Поднимаю руки в сдающемся жесте и для пущей важности мотаю головой, дескать, ничего против не имею и спросил чисто из приличия, которое Билл, похоже, решил частично истребить.
– А тебе это вообще зачем надо? – спрашиваю, когда мы уже идём по немноголюдной улице.
– Смена действий, привнесение нового в жизнь и прочая муть.
Понятливо киваю, хотя на самом деле мне всё равно неясно, на кой фиг это всё Биллу надо. По-моему, он прекрасно олицетворяет новую жизнь и без подобных выходок. А если ещё подумать, то мне вся эта затея кое-что напоминает.
– Лучше бы в лес съездил, там бабочки.
– Ты меня, конечно, извини, но у тебя что-то со знаниями по биологии? – Билл смеётся, а мне остаётся разбираться с этими самыми отсутствующими когда-то знаниями.
Я ведь, в принципе, не мог поумнеть, значит, всё глупость. Некоторые вещи, наверное, остаются неизменными, несмотря ни на что.
– Я не гений-селекционер, между прочим говоря.
– Ты с ума сошёл? – мгновенно вскидывается Билл. – Том, ты что?
Он смотрит так серьёзно, словно я выдал государственную тайну, и меня теперь должны посадить за измену родине. Не въезжаю в эту его реакцию, мне становится не по себе, и хочется перевести тему на что-нибудь более приятное и менее путанное, потому что порою я не понимаю простых вещей, так как они всего-навсего не принадлежат мне, моим мыслям и планам, которых не было, да и сейчас, честно говоря, не больно прибавилось.
– А что случилось? Почему ты так отреагировал?
– А хирургия?
Я останавливаюсь на секунду, но возобновляю ходьбу, поражённо моргая. Сдаётся мне, лучше не переспрашивать удивлённым тоном, иначе Билл отреагирует ещё более неадекватно, и вся его задумка по привнесению нового полетит в тартарары. Она уже намеревается лететь, судя по тому, как озадачился Билл.
– Но это ведь не окончательное решение, ещё целый год впереди, и курс стремлений вполне может сместиться.
– Ты никогда так не говорил, – тихо произносит Билл и замолкает.
Несколько минут мы идём в тишине, спускаемся в подземку и возобновляем разговор, только усевшись на места.
– Ладно тебе, Билл, – сжимаю его руку и взглядом пытаюсь передать отсутствующую на самом деле уверенность.
В свете последних событий и впечатлений мне начинает казаться, что Билл переживает за моё будущее больше всех остальных вместе взятых.

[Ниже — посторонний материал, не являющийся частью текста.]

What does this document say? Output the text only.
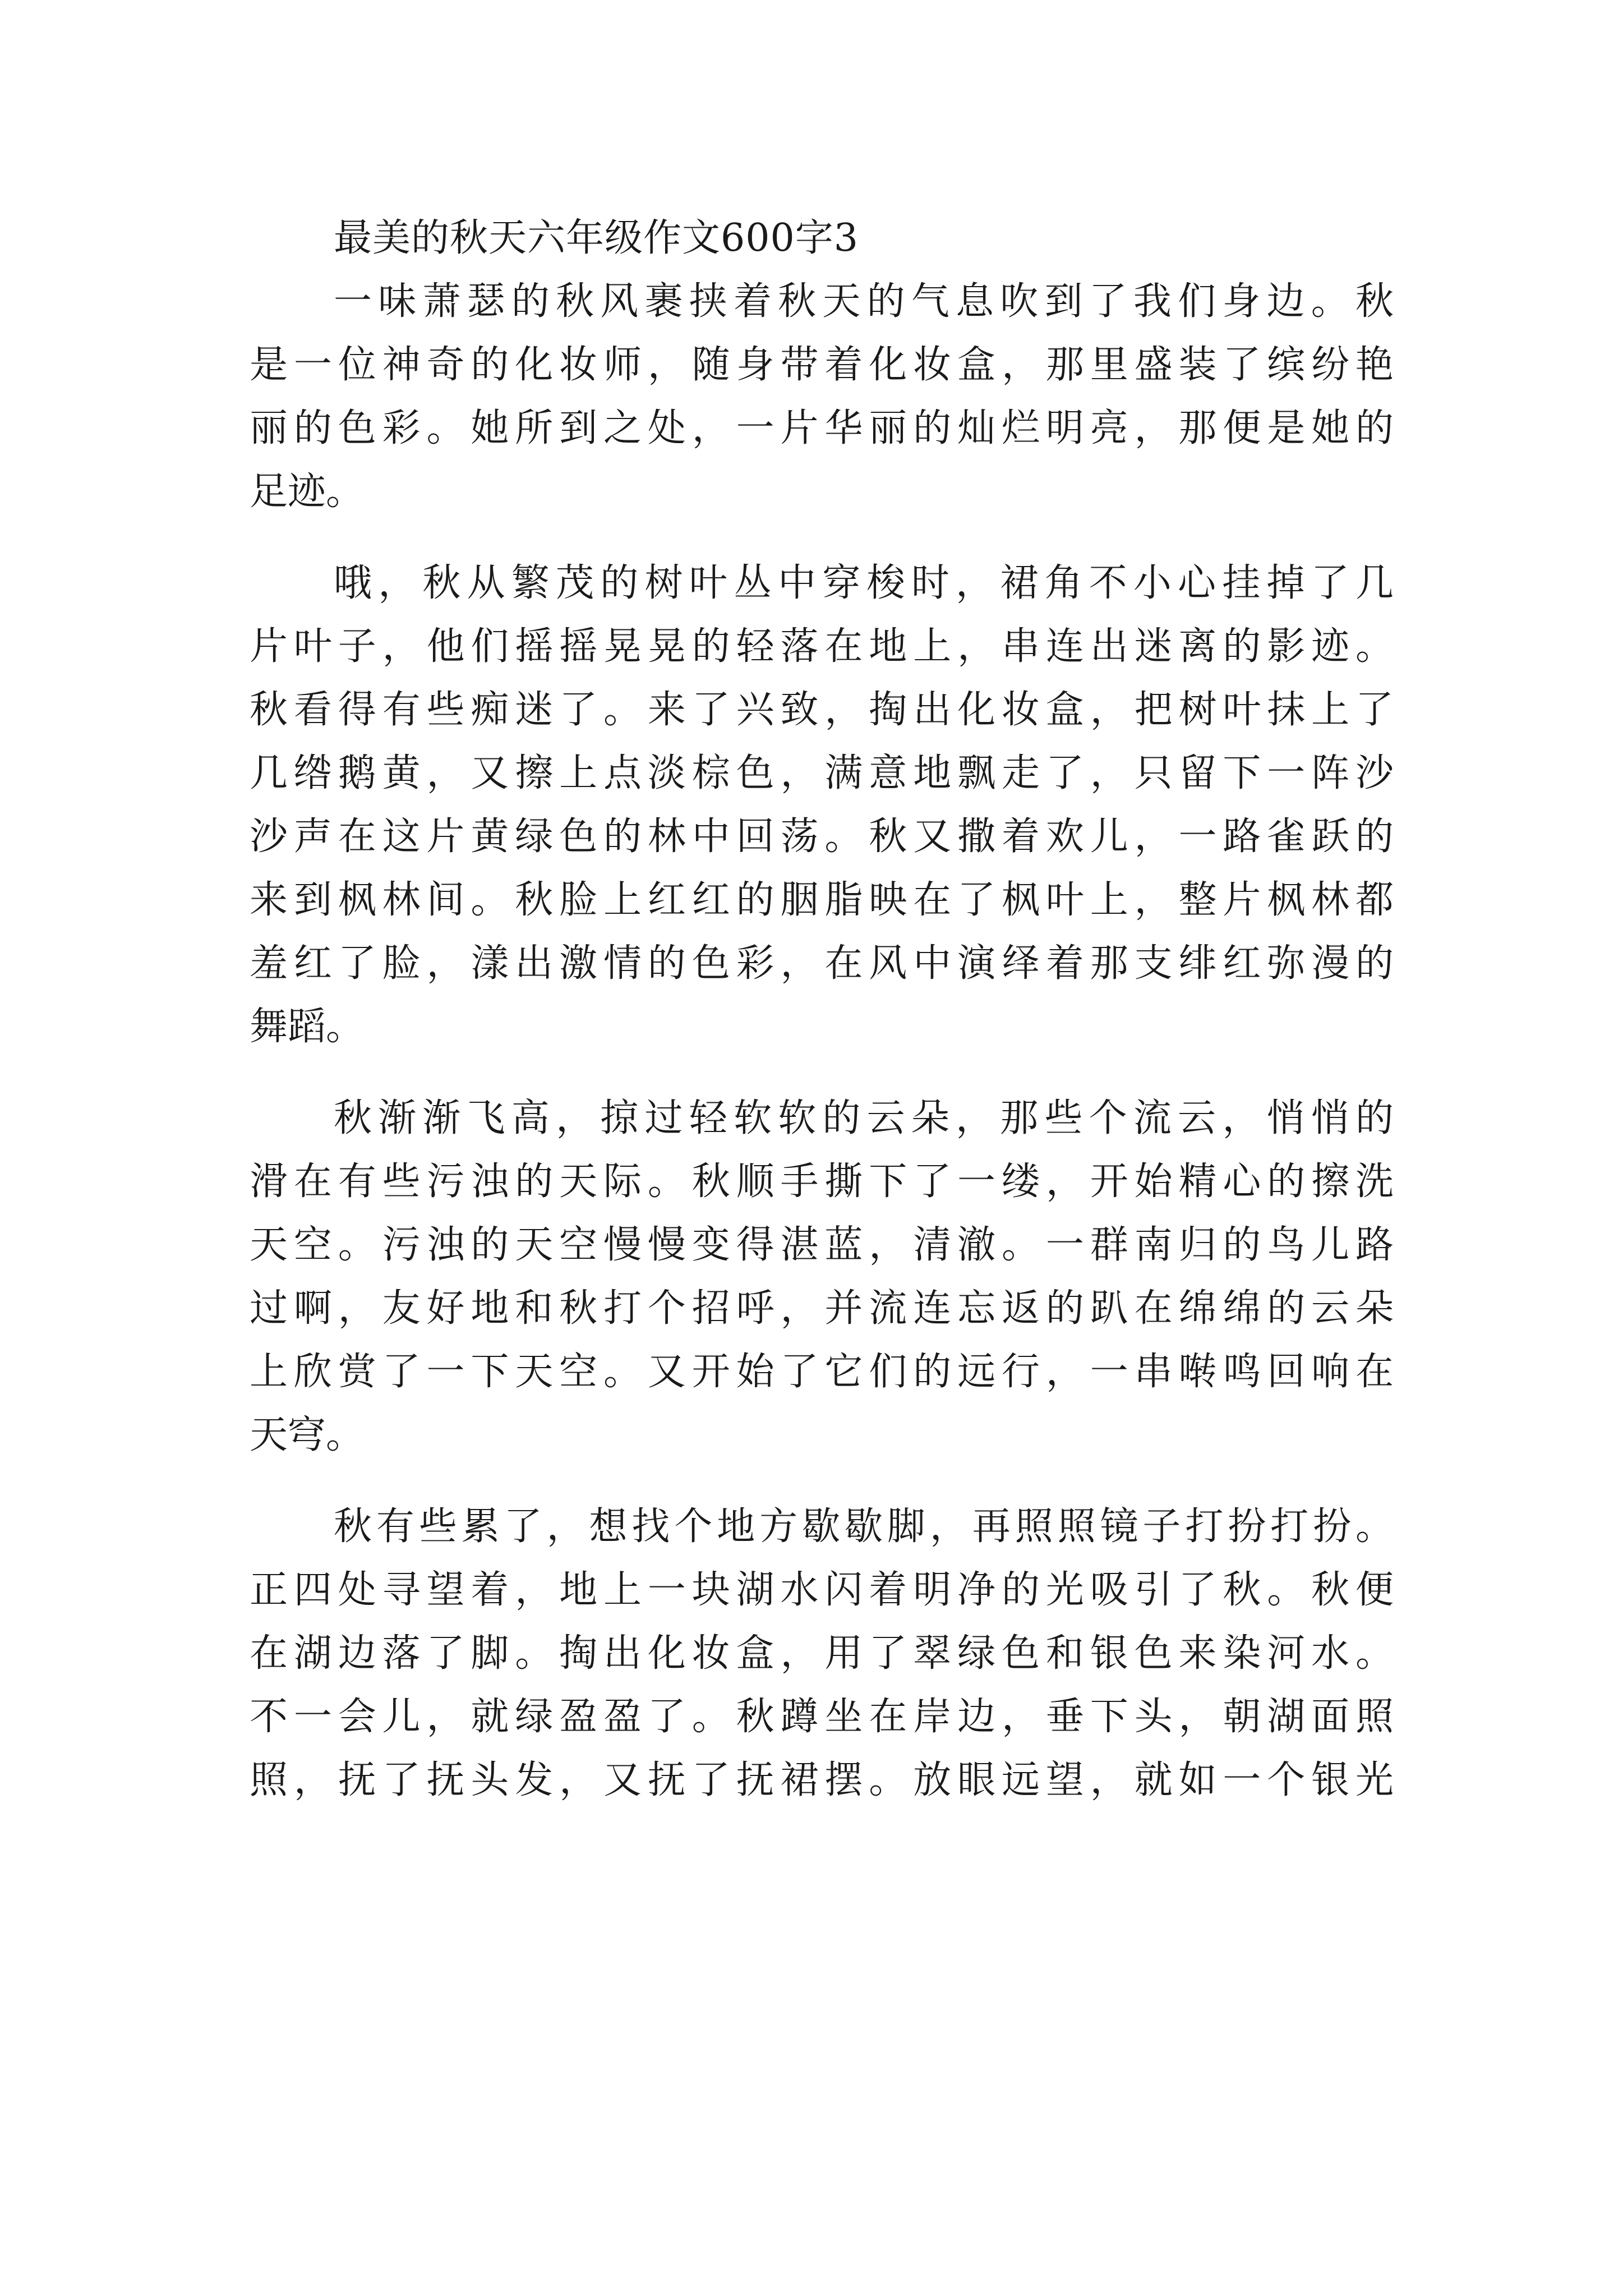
最美的秋天六年级作文600字3
一味萧瑟的秋风裹挟着秋天的气息吹到了我们身边。秋
是一位神奇的化妆师，随身带着化妆盒，那里盛装了缤纷艳
丽的色彩。她所到之处，一片华丽的灿烂明亮，那便是她的
足迹。
哦，秋从繁茂的树叶丛中穿梭时，裙角不小心挂掉了几
片叶子，他们摇摇晃晃的轻落在地上，串连出迷离的影迹。
秋看得有些痴迷了。来了兴致，掏出化妆盒，把树叶抹上了
几绺鹅黄，又擦上点淡棕色，满意地飘走了，只留下一阵沙
沙声在这片黄绿色的林中回荡。秋又撒着欢儿，一路雀跃的
来到枫林间。秋脸上红红的胭脂映在了枫叶上，整片枫林都
羞红了脸，漾出激情的色彩，在风中演绎着那支绯红弥漫的
舞蹈。
秋渐渐飞高，掠过轻软软的云朵，那些个流云，悄悄的
滑在有些污浊的天际。秋顺手撕下了一缕，开始精心的擦洗
天空。污浊的天空慢慢变得湛蓝，清澈。一群南归的鸟儿路
过啊，友好地和秋打个招呼，并流连忘返的趴在绵绵的云朵
上欣赏了一下天空。又开始了它们的远行，一串啭鸣回响在
天穹。
秋有些累了，想找个地方歇歇脚，再照照镜子打扮打扮。
正四处寻望着，地上一块湖水闪着明净的光吸引了秋。秋便
在湖边落了脚。掏出化妆盒，用了翠绿色和银色来染河水。
不一会儿，就绿盈盈了。秋蹲坐在岸边，垂下头，朝湖面照
照，抚了抚头发，又抚了抚裙摆。放眼远望，就如一个银光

– Ты мне только обещай, что у тебя с учёбой всё будет нормально. Я не хочу быть занудой, и ты понимаешь, что это не так, но я помню, что было в прошлом году. У меня нет желания к этому возвращаться и вытягивать всё заново. Не закапывай себя.
Его слова оказывают на меня сильное действие, я тяжело сглатываю и не могу отвернуться и начать смотреть хотя бы перед собой. Мне безумно жаль, что я не помню этого. Что-то важное в моей жизни, внутренний переворот, который устроил Билл, а я только теперь испытываю чувство благодарности, да и то на пустом месте. Со своей стороны, разумеется.
– Я тебе благодарен, – и это сказано честно, я ему очень благодарен, но не за что-то конкретно, а за всё вместе: за эти дни, в которые меня запихнули, за которые так быстро трансформировались мои взгляды, исчезли протесты по поводу некоторых вещей, за которые я немного, но узнал Билла.
Улыбается, снова вводя меня в заблуждение насчёт того, не умеет ли он читать мысли. Билл немного сползает вниз и устраивает голову у меня на плече, невесомо положив ладонь на моё запястье. Во мне разворачивается что-то тёплое и приятное, я точно наполняюсь изнутри веществом из положительных эмоций, которыми щедро делится со мной этот человек. Повезло мне из этого мира. Повезло так, как ни разу в жизни не везло в прошлом, отходящем на второй план и превращающемся в далёкую иллюзию, почти выдумку, если бы не отчётливые картинки. Но они стираются, я это чувствую.
Объявляют очередную станцию, и Билл поднимается.
– Нам выходить, – объявляет он.
Я подхватываю свой рюкзак и с собачьей преданностью выхожу вслед за ним, отчего-то испытывая смутные догадки, что часть людей из ещё не полностью набитого вагона провожает нас взглядами.
– А куда мы идём? Я не спросил даже.
– Это говорит о твоём доверии, так что я предпочту не удивляться, а радоваться. Мы идём на стоянку одного отеля. Здесь недалеко.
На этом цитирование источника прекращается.